Dragonflies are predators and voracious aerial hunters, Sympetrum pedemontanum is no different. Employing a method of underside attack and using its compound eyes to help the dragonfly catch its prey. Prey for adults consists of a variety of small insects. Sympetrum in the larval stages keep their predatory nature and feed on many small pond organisms.
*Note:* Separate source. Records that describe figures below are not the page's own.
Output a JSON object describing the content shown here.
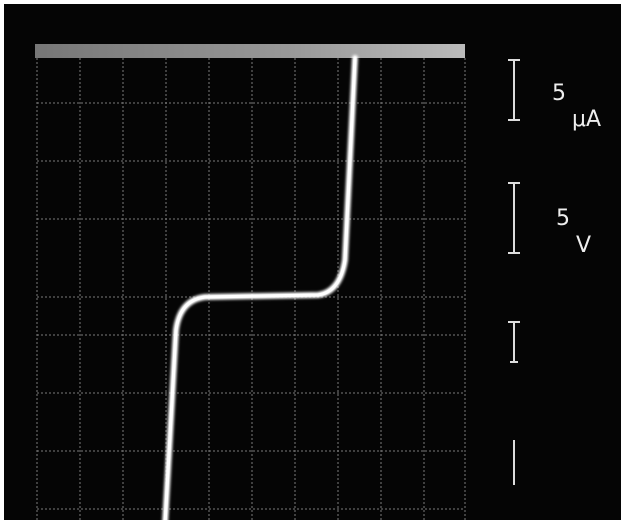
{
  "readouts": [
    {
      "value": "5",
      "unit": "μA"
    },
    {
      "value": "5",
      "unit": "V"
    }
  ]
}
The larval diet may consist of tadpoles, mosquitos and mayfly larvae, and small crustaceans.

== Taxonomy ==

Sympetrum pedemontanum belongs to a family consisting of three other dragonfly taxa: Sympetrum intermedium, Sympetrum kurentzovi, and Sympetrum elatum. A lack of synapomorphies makes the taxa difficult to characterize and leaves it open to debate about which species belong to the genus. A common feature among sympetrum is a bilobed prothorax adorned with long setae, however this trait is also seen in similar genus of dragonflies. North American species have more morphological similarities to palearctic and nearctic species but the similarities have not yet been addressed. One synapomorphy of the genus seems to be a similarity between genitalia but this is also a weak and somewhat unreliable synapomorphy.